Lincolne seemed surprised. ‘But they did obey me. None of them left the premises. It was not easy to keep them in, actually, given that the forty days of Lent have seemed very long this year, and everyone is looking forward to Easter next week. The students are excited and difficult to control.’
‘So I gather,’ said Michael wryly. ‘But you have not answered my question. Faricius was found lying in a doorway on Milne Street. He was clearly outside the friary, not inside it.

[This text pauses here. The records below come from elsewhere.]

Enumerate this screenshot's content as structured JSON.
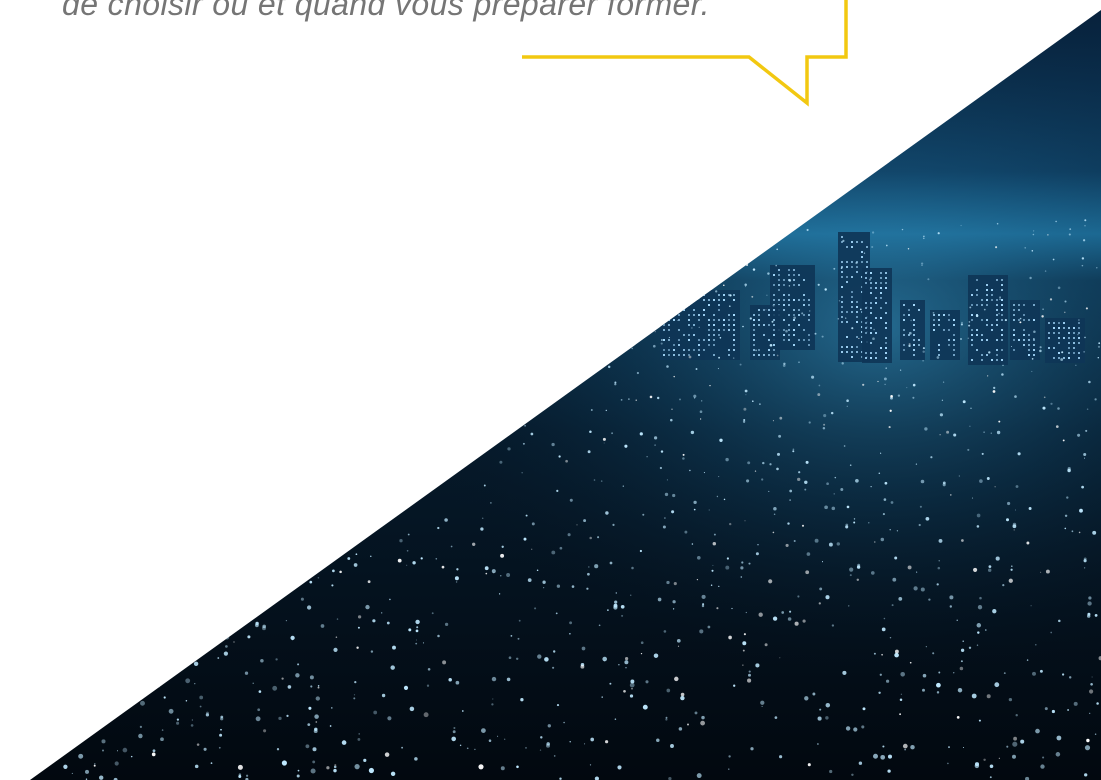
{
  "callout": {
    "quote_text": "de choisir où et quand vous préparer former.",
    "border_color": "#f2c811",
    "text_color": "#757575"
  },
  "photo": {
    "subject": "night city skyline",
    "palette": {
      "sky_top": "#07203a",
      "sky_horizon": "#1d6c96",
      "ground": "#03101c",
      "lights": "#bfe9ff"
    }
  }
}
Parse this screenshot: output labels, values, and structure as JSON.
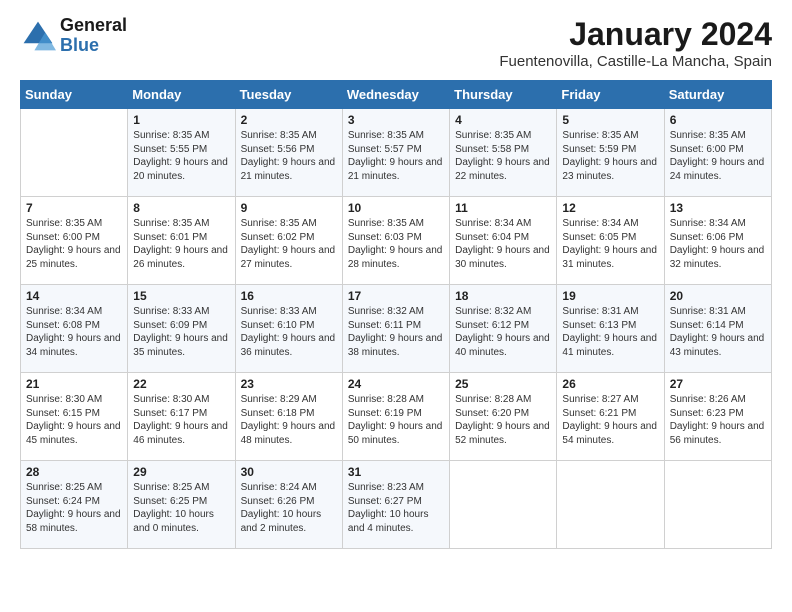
{
  "logo": {
    "line1": "General",
    "line2": "Blue"
  },
  "title": "January 2024",
  "location": "Fuentenovilla, Castille-La Mancha, Spain",
  "days_of_week": [
    "Sunday",
    "Monday",
    "Tuesday",
    "Wednesday",
    "Thursday",
    "Friday",
    "Saturday"
  ],
  "weeks": [
    [
      {
        "day": "",
        "sunrise": "",
        "sunset": "",
        "daylight": ""
      },
      {
        "day": "1",
        "sunrise": "Sunrise: 8:35 AM",
        "sunset": "Sunset: 5:55 PM",
        "daylight": "Daylight: 9 hours and 20 minutes."
      },
      {
        "day": "2",
        "sunrise": "Sunrise: 8:35 AM",
        "sunset": "Sunset: 5:56 PM",
        "daylight": "Daylight: 9 hours and 21 minutes."
      },
      {
        "day": "3",
        "sunrise": "Sunrise: 8:35 AM",
        "sunset": "Sunset: 5:57 PM",
        "daylight": "Daylight: 9 hours and 21 minutes."
      },
      {
        "day": "4",
        "sunrise": "Sunrise: 8:35 AM",
        "sunset": "Sunset: 5:58 PM",
        "daylight": "Daylight: 9 hours and 22 minutes."
      },
      {
        "day": "5",
        "sunrise": "Sunrise: 8:35 AM",
        "sunset": "Sunset: 5:59 PM",
        "daylight": "Daylight: 9 hours and 23 minutes."
      },
      {
        "day": "6",
        "sunrise": "Sunrise: 8:35 AM",
        "sunset": "Sunset: 6:00 PM",
        "daylight": "Daylight: 9 hours and 24 minutes."
      }
    ],
    [
      {
        "day": "7",
        "sunrise": "Sunrise: 8:35 AM",
        "sunset": "Sunset: 6:00 PM",
        "daylight": "Daylight: 9 hours and 25 minutes."
      },
      {
        "day": "8",
        "sunrise": "Sunrise: 8:35 AM",
        "sunset": "Sunset: 6:01 PM",
        "daylight": "Daylight: 9 hours and 26 minutes."
      },
      {
        "day": "9",
        "sunrise": "Sunrise: 8:35 AM",
        "sunset": "Sunset: 6:02 PM",
        "daylight": "Daylight: 9 hours and 27 minutes."
      },
      {
        "day": "10",
        "sunrise": "Sunrise: 8:35 AM",
        "sunset": "Sunset: 6:03 PM",
        "daylight": "Daylight: 9 hours and 28 minutes."
      },
      {
        "day": "11",
        "sunrise": "Sunrise: 8:34 AM",
        "sunset": "Sunset: 6:04 PM",
        "daylight": "Daylight: 9 hours and 30 minutes."
      },
      {
        "day": "12",
        "sunrise": "Sunrise: 8:34 AM",
        "sunset": "Sunset: 6:05 PM",
        "daylight": "Daylight: 9 hours and 31 minutes."
      },
      {
        "day": "13",
        "sunrise": "Sunrise: 8:34 AM",
        "sunset": "Sunset: 6:06 PM",
        "daylight": "Daylight: 9 hours and 32 minutes."
      }
    ],
    [
      {
        "day": "14",
        "sunrise": "Sunrise: 8:34 AM",
        "sunset": "Sunset: 6:08 PM",
        "daylight": "Daylight: 9 hours and 34 minutes."
      },
      {
        "day": "15",
        "sunrise": "Sunrise: 8:33 AM",
        "sunset": "Sunset: 6:09 PM",
        "daylight": "Daylight: 9 hours and 35 minutes."
      },
      {
        "day": "16",
        "sunrise": "Sunrise: 8:33 AM",
        "sunset": "Sunset: 6:10 PM",
        "daylight": "Daylight: 9 hours and 36 minutes."
      },
      {
        "day": "17",
        "sunrise": "Sunrise: 8:32 AM",
        "sunset": "Sunset: 6:11 PM",
        "daylight": "Daylight: 9 hours and 38 minutes."
      },
      {
        "day": "18",
        "sunrise": "Sunrise: 8:32 AM",
        "sunset": "Sunset: 6:12 PM",
        "daylight": "Daylight: 9 hours and 40 minutes."
      },
      {
        "day": "19",
        "sunrise": "Sunrise: 8:31 AM",
        "sunset": "Sunset: 6:13 PM",
        "daylight": "Daylight: 9 hours and 41 minutes."
      },
      {
        "day": "20",
        "sunrise": "Sunrise: 8:31 AM",
        "sunset": "Sunset: 6:14 PM",
        "daylight": "Daylight: 9 hours and 43 minutes."
      }
    ],
    [
      {
        "day": "21",
        "sunrise": "Sunrise: 8:30 AM",
        "sunset": "Sunset: 6:15 PM",
        "daylight": "Daylight: 9 hours and 45 minutes."
      },
      {
        "day": "22",
        "sunrise": "Sunrise: 8:30 AM",
        "sunset": "Sunset: 6:17 PM",
        "daylight": "Daylight: 9 hours and 46 minutes."
      },
      {
        "day": "23",
        "sunrise": "Sunrise: 8:29 AM",
        "sunset": "Sunset: 6:18 PM",
        "daylight": "Daylight: 9 hours and 48 minutes."
      },
      {
        "day": "24",
        "sunrise": "Sunrise: 8:28 AM",
        "sunset": "Sunset: 6:19 PM",
        "daylight": "Daylight: 9 hours and 50 minutes."
      },
      {
        "day": "25",
        "sunrise": "Sunrise: 8:28 AM",
        "sunset": "Sunset: 6:20 PM",
        "daylight": "Daylight: 9 hours and 52 minutes."
      },
      {
        "day": "26",
        "sunrise": "Sunrise: 8:27 AM",
        "sunset": "Sunset: 6:21 PM",
        "daylight": "Daylight: 9 hours and 54 minutes."
      },
      {
        "day": "27",
        "sunrise": "Sunrise: 8:26 AM",
        "sunset": "Sunset: 6:23 PM",
        "daylight": "Daylight: 9 hours and 56 minutes."
      }
    ],
    [
      {
        "day": "28",
        "sunrise": "Sunrise: 8:25 AM",
        "sunset": "Sunset: 6:24 PM",
        "daylight": "Daylight: 9 hours and 58 minutes."
      },
      {
        "day": "29",
        "sunrise": "Sunrise: 8:25 AM",
        "sunset": "Sunset: 6:25 PM",
        "daylight": "Daylight: 10 hours and 0 minutes."
      },
      {
        "day": "30",
        "sunrise": "Sunrise: 8:24 AM",
        "sunset": "Sunset: 6:26 PM",
        "daylight": "Daylight: 10 hours and 2 minutes."
      },
      {
        "day": "31",
        "sunrise": "Sunrise: 8:23 AM",
        "sunset": "Sunset: 6:27 PM",
        "daylight": "Daylight: 10 hours and 4 minutes."
      },
      {
        "day": "",
        "sunrise": "",
        "sunset": "",
        "daylight": ""
      },
      {
        "day": "",
        "sunrise": "",
        "sunset": "",
        "daylight": ""
      },
      {
        "day": "",
        "sunrise": "",
        "sunset": "",
        "daylight": ""
      }
    ]
  ]
}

If none of your students left the premises, how did he come to be out?’
Lincolne frowned as he shook his head. ‘When your beadle arrived to tell me that we should lock ourselves away when the Dominicans came, I rounded up all my students and took them home. Faricius was definitely inside when the front gates were closed. He could not have gone out again without asking me to open them – and he did not.’
‘Did he sprout wings and fly over the walls, then?’ demanded Michael impatiently. ‘I repeat: he was found on Milne Street. Perhaps he did not leave through the front gate, but he was outside nevertheless.’
Lincolne’s eyes flashed with anger. ‘You are taking a very biased approach to this, Brother. It is not Faricius’s actions that are on trial here: it is those of the Dominicans. They killed Faricius. Interrogate them, not me.’
‘Oh, I will,’ said Michael softly. ‘I will certainly get to the bottom of this sorry little tale.’
When Prior Lincolne had completed his prayers over Faricius’s body, two Carmelite students arrived to keep vigil. It was nearing dusk, and one had brought thick beeswax candles to light at his friend’s head; the other carried perfumed oil to rub into Faricius’s hands and feet, and held a clean robe, so that his dead colleague would not go to his grave wearing clothes that were stained with blood. One student was self-righteously outraged that the Dominicans had dared to strike one of their number, and complained vociferously about it to Michael; the second merely twisted the clean robe in his hands and said nothing. Michael homed in on the latter.